Contract Terms The Audit Should Inform
Owner: Legal/Procurement
- Use restrictions on borrower data. Whether the AI agent or system has access only to the data it needs to perform the specific task it was designed to perform. The question every institution should ask at the design stage, and re-ask at every model change, is straightforward: does the agent or system need the information it has access to, to do the specific task it is being designed to do? Excess data access expands the attack surface, complicates fair-lending and information-security testing, and creates avoidable regulatory exposure under privacy, GLBA safeguards, and GSE confidential-information frameworks.

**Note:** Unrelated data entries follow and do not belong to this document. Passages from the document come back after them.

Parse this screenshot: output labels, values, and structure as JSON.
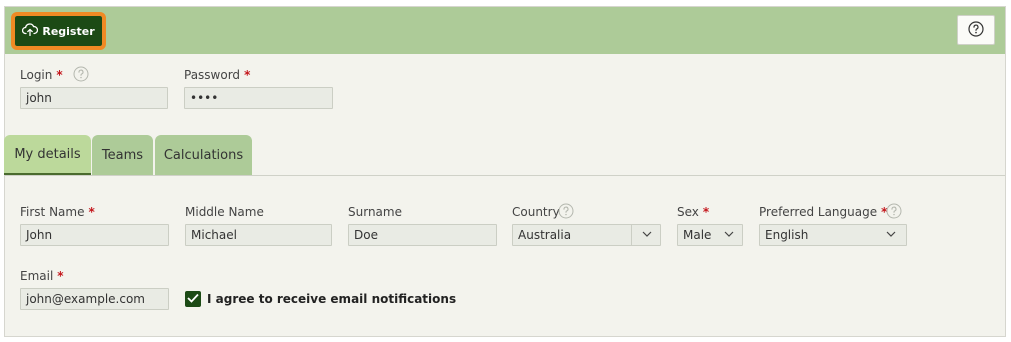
{
  "toolbar": {
    "register_label": "Register",
    "register_icon": "cloud-upload-icon",
    "help_icon": "question-circle-icon"
  },
  "credentials": {
    "login_label": "Login",
    "login_value": "john",
    "password_label": "Password",
    "password_value": "••••"
  },
  "tabs": [
    {
      "label": "My details",
      "active": true
    },
    {
      "label": "Teams",
      "active": false
    },
    {
      "label": "Calculations",
      "active": false
    }
  ],
  "details": {
    "first_name_label": "First Name",
    "first_name_value": "John",
    "middle_name_label": "Middle Name",
    "middle_name_value": "Michael",
    "surname_label": "Surname",
    "surname_value": "Doe",
    "country_label": "Country",
    "country_value": "Australia",
    "sex_label": "Sex",
    "sex_value": "Male",
    "language_label": "Preferred Language",
    "language_value": "English",
    "email_label": "Email",
    "email_value": "john@example.com",
    "notifications_label": "I agree to receive email notifications",
    "notifications_checked": true
  },
  "colors": {
    "toolbar_bg": "#adcb98",
    "button_bg": "#1c4a15",
    "button_outline": "#f08a24",
    "required": "#c4161c"
  }
}
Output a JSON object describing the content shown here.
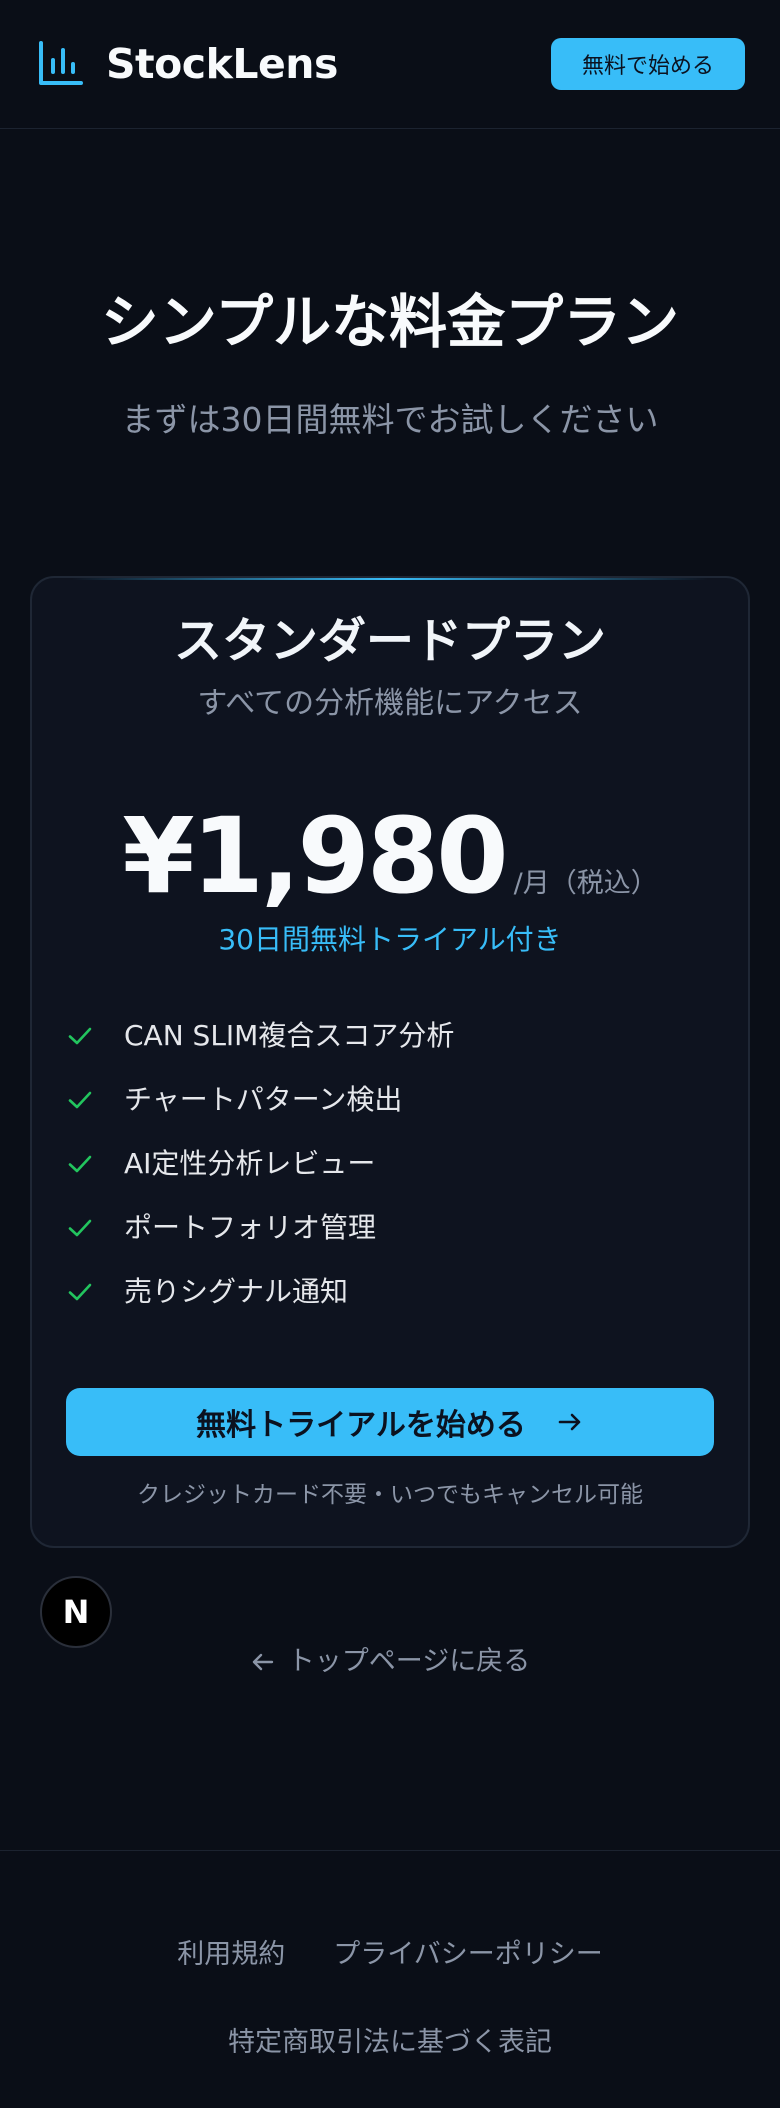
{
  "header": {
    "brand": "StockLens",
    "cta_label": "無料で始める"
  },
  "hero": {
    "title": "シンプルな料金プラン",
    "subtitle": "まずは30日間無料でお試しください"
  },
  "plan": {
    "name": "スタンダードプラン",
    "description": "すべての分析機能にアクセス",
    "price": "¥1,980",
    "price_unit": "/月（税込）",
    "trial_note": "30日間無料トライアル付き",
    "features": [
      "CAN SLIM複合スコア分析",
      "チャートパターン検出",
      "AI定性分析レビュー",
      "ポートフォリオ管理",
      "売りシグナル通知"
    ],
    "cta_label": "無料トライアルを始める",
    "note": "クレジットカード不要・いつでもキャンセル可能"
  },
  "badge": {
    "letter": "N"
  },
  "back_link": {
    "label": "トップページに戻る"
  },
  "footer": {
    "terms": "利用規約",
    "privacy": "プライバシーポリシー",
    "commerce": "特定商取引法に基づく表記"
  },
  "colors": {
    "background": "#0a0e17",
    "accent": "#38bdf8",
    "check": "#22c55e",
    "muted_text": "#8b95a7"
  },
  "icons": {
    "logo": "bar-chart-icon",
    "feature": "check-icon",
    "cta": "arrow-right-icon",
    "back": "arrow-left-icon"
  }
}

- Indemnification and termination posture. Allocation of regulatory and litigation risk arising from the model’s outputs, and termination rights triggered by documented fair-lending or governance breach.
The Procurement Read
The CFPB’s existing regulations remain valid and enforceable. Regulation B and the § 1002.9 specificity standard for adverse action have not moved. FHA disparate-impact theory, state fair-lending and consumer protection law, ECOA proxy and disparate-treatment analysis, UDAAP, and the GSE counterparty obligations under LL-2026-04 and §§ 1302.2 and 1302.8 all continue to govern. The audit a lender now needs from its vendors is calibrated to that surviving doctrine layer.
For lenders, the operational priorities are an AI inventory completed against vendor-embedded models as well as direct deployments, tiering by underwriting and borrower-impact exposure, evidence requests issued to priority vendors against a documented deadline, and remediation or replacement decisions made before the first GSE inquiry arrives. For vendors, the priority is to build a tiered, audit-ready evidence package mapped to the GSE governance frameworks — not as a defensive expense, but as a procurement asset that supports lender customers without compromising legitimate IP protection.
The lenders that build the inventory now, and the vendors that build the evidence package now, will be the ones positioned to respond to the first request on the counterparty’s timetable rather than the vendor’s. That is the difference between counterparty discipline and counterparty risk.